Il ristorante a fianco è noto per la cucina, elaborata con i prodotti del territorio. Pane fatto in casa con lievito madre, mostarde, insaccati, ravioli di tarassaco con burro di malga e Asiago stravecchio, tagliata di petto d’anatra con finferli, sono solo alcuni dei piatti in menu, da accompagnare con una delle etichette presenti nella ricca cantina.

Come raggiungere il Monte Civillina

Il monte Civillina è meta di appassionati e collezionisti per la varietà di minerali presenti. I percorsi naturalistici sono spettacolari. Lungo il tragitto si possono visitare, inoltre, trincee, gallerie e postazioni d’artiglieria.

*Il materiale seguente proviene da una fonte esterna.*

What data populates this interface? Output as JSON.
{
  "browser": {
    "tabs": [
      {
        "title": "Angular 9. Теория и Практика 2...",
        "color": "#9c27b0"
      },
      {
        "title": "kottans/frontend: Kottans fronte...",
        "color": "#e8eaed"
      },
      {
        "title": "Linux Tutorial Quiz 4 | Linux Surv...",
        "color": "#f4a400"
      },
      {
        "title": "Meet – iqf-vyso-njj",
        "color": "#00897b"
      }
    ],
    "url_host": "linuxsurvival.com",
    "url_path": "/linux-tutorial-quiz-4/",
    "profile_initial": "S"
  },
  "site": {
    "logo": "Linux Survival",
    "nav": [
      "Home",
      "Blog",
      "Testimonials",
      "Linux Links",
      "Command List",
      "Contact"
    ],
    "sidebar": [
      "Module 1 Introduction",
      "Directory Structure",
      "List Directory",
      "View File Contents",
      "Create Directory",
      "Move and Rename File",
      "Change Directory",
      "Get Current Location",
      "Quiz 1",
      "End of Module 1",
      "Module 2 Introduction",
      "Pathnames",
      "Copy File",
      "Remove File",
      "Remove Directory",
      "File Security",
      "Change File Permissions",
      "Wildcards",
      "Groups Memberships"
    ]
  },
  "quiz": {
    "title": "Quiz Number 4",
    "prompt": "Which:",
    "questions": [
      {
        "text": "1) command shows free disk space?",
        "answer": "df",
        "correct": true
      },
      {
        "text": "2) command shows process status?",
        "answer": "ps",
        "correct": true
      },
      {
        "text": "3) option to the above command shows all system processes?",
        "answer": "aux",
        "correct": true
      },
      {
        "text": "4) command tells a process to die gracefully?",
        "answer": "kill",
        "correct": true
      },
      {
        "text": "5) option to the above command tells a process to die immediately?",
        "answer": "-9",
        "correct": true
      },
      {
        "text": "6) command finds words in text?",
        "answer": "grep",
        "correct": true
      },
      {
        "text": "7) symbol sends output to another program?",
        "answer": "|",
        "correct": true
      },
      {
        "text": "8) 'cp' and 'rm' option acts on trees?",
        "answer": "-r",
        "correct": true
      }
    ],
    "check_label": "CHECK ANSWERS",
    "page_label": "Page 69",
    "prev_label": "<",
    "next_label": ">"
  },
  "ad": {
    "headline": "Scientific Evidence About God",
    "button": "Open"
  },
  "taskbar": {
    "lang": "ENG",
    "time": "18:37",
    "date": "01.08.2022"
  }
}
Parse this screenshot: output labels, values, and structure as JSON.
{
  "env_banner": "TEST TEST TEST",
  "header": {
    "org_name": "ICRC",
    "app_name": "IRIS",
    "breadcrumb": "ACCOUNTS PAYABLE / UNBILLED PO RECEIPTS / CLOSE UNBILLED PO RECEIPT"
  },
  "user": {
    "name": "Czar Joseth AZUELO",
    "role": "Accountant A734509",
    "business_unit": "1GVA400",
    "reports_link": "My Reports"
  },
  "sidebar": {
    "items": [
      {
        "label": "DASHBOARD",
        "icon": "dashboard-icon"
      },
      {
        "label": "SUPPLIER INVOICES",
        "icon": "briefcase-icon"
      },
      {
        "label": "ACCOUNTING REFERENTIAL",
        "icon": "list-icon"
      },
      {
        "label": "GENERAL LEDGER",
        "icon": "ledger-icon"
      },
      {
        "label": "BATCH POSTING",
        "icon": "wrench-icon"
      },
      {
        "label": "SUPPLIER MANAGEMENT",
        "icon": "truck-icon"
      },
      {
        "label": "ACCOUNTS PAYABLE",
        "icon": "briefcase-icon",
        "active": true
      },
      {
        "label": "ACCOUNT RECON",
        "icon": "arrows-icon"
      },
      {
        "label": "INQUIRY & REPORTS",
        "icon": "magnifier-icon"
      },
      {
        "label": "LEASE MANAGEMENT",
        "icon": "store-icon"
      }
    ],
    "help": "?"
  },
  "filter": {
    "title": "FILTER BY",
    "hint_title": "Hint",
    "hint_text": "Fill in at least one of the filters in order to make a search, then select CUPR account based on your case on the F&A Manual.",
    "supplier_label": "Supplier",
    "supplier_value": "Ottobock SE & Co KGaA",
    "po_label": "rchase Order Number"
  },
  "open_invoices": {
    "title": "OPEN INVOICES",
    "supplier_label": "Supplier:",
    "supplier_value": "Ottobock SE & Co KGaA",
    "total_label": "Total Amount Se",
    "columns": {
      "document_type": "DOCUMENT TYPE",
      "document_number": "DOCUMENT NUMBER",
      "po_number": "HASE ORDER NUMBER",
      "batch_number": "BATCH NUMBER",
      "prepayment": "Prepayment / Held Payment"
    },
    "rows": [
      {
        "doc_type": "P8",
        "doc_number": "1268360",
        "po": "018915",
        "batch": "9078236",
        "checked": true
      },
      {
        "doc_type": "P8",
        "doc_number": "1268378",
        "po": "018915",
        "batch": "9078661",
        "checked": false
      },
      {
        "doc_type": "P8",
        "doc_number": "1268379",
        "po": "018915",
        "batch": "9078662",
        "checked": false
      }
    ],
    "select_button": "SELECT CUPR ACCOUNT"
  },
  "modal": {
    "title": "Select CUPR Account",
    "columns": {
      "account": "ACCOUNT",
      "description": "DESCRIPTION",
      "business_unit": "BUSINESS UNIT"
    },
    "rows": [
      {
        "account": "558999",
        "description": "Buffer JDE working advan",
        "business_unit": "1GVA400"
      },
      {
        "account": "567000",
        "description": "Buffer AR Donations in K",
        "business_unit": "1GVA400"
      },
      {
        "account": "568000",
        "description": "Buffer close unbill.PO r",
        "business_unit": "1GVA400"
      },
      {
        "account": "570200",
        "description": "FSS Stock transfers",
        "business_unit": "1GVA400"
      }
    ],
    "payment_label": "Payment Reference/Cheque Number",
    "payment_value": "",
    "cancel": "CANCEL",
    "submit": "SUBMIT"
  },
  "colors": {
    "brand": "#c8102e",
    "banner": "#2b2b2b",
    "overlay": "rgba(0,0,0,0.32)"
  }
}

E’ possibile partire a piedi o in bicicletta dal passo Zovo per raggiungere al vetta del Monte Civillina. Si tratta di un’escursione su questa montagna che ci permette di immergerci nella storia della Grande Guerra, ammirando panorami magnifici sulle Piccole Dolomiti. Il Monte Civillina è raggiungibile anche partendo da Valdagno in direzione Recoaro. Arrivati in località Bonomini, lasciando la strada principale, si scende a destra in direzione Rovegliana. Si prosegue per circa 1 km fino al primo tornante che sale a sinistra. Subito dopo si prende la strada a destra con indicazione Contrada Retassene.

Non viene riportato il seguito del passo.